Und man muss es einfach mal zugeben: Die enorme Wirkungskraft dieses Films lebt ganz zentral auch von Tom Cruise, mehr noch, ohne ihn wäre das hier gar nicht möglich. Die berühmte Bereitschaft des Stars, all seine Stunts selber zu drehen (was bei den Dreharbeiten hier u.a. zu einem gebrochenen Knöchel führte), erlaubt es dem Film selbst in den halsbrecherischsten Momenten ganz nah bei seinem Helden zu bleiben. Und es ist einfach auch so, dass niemand mit solcher Intensität einem Bösewicht hinterherläuft wie Tom Cruise. Die Unbedingtheit, mit der Cruise hier agiert, wird niemals irgendwelche Preise gewinnen, doch sie ist ein fulminantes Beispiel dafür, wie ein Schauspieler einen solchen Film durch puren Einsatzwillen prägen und zu einem echten Ereignis machen kann.

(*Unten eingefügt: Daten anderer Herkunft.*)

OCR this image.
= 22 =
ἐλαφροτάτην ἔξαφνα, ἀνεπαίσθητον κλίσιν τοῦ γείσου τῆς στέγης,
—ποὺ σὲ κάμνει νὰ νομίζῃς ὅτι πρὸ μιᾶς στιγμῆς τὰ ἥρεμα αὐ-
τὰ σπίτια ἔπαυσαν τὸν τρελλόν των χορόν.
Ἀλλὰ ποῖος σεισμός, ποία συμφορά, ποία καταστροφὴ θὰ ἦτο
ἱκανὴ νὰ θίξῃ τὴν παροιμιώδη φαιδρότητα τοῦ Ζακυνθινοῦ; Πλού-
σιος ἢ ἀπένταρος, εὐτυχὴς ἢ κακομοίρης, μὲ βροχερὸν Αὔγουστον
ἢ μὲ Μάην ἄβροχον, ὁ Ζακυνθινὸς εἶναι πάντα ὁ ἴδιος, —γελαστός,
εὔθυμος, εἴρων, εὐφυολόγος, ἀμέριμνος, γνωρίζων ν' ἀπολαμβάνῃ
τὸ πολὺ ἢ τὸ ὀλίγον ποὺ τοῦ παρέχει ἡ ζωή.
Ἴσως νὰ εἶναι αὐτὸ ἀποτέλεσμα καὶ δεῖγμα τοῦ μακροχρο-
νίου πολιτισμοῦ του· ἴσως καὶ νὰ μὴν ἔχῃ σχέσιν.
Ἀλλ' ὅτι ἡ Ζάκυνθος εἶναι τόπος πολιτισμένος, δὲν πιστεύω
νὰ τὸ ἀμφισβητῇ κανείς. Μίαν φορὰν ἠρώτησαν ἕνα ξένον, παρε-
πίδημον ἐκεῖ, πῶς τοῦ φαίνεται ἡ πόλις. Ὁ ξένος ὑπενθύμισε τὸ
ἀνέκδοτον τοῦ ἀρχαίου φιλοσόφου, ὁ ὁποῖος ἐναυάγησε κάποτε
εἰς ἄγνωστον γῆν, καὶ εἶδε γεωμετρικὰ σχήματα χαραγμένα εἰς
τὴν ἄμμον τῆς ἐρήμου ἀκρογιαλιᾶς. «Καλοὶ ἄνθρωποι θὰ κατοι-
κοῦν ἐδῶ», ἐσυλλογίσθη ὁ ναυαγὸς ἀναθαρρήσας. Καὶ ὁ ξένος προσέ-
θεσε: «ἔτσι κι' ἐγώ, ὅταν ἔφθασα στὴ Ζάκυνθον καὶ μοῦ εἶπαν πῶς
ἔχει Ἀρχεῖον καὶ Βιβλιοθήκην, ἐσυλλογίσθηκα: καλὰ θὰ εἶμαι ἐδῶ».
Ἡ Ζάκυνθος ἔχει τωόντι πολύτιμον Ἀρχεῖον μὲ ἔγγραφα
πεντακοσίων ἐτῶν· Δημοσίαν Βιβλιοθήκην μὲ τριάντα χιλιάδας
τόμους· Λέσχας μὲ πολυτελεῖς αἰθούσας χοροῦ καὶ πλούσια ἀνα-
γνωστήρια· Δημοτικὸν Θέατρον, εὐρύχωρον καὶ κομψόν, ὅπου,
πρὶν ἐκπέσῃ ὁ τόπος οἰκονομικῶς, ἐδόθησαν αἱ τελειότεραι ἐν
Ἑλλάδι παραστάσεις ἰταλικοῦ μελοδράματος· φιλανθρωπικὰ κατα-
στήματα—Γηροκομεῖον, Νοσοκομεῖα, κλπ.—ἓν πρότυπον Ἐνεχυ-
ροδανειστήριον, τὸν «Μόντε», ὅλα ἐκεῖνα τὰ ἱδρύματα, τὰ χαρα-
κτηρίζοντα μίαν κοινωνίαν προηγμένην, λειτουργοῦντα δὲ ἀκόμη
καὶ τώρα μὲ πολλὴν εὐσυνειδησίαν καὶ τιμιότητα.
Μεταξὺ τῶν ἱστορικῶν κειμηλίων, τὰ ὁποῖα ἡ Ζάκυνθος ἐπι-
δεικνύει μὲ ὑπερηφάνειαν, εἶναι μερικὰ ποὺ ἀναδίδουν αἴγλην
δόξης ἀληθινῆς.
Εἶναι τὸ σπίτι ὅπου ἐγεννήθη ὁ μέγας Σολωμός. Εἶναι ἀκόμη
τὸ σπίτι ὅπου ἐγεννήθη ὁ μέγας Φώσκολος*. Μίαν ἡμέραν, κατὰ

Der andere Held dieses Films ist natürlich Christopher McQuarrie, der hier sowohl als Autor wie als Regisseur einfach alles richtig macht. Der Wendungsreichtum, das wahnsinnige Pacing, die immer wieder kurz aufblitzenden Humorspitzen, die virtuos ausgeführten Action-Sequenzen - es stimmt einfach alles. McQuarrie schafft es sogar, seinen Plot mit einer durchgängigen menschlichen Note zu durchziehen, was bei solchen Spektakeln ja gerne mal untergeht. Ethan Hunts Menschlichkeit und sein Unwille, unschuldige Leben zu opfern, mag für einen Top-Agenten zwar unrealistisch weil permanent hinderlich im Einsatz sein, doch hier ist sie nicht nur immer wieder ein großartiger Plot-Motor, um neue Wendungen zu erzeugen. Sie gibt "Fallout" auch ein emotionales Rückgrat. Man sollte sich jedenfalls nicht wundern, wenn dieser Film in nicht allzu ferner Zukunft als Lehrbuchbeispiel für einen handwerklich brillant ausgeführten Action-Thriller angeführt wird.
Wer Rummäkeln möchte, wird natürlich auch hier fündig werden, bei den Logiklöchern zum Beispiel oder dem Bösewicht Solomon Lane, der nun zum zweiten Mal zum Einsatz kommt und immer noch nicht sonderlich charismatisch daherkommt. Doch das einzig wirklich Bedauerliche an "Mission: Impossible - Fallout" ist eigentlich nur das Bewusstsein, dass es für die Reihe nach diesem formvollendeten Höhepunkt eigentlich nur noch abwärts gehen kann. Mal schauen, ob es bis dahin wieder fünf Jahre dauert. Falls Cruise jedenfalls langsam zu alt für sowas wird - einen besseren Abgang kann man sich für diese Franchise kaum vorstellen.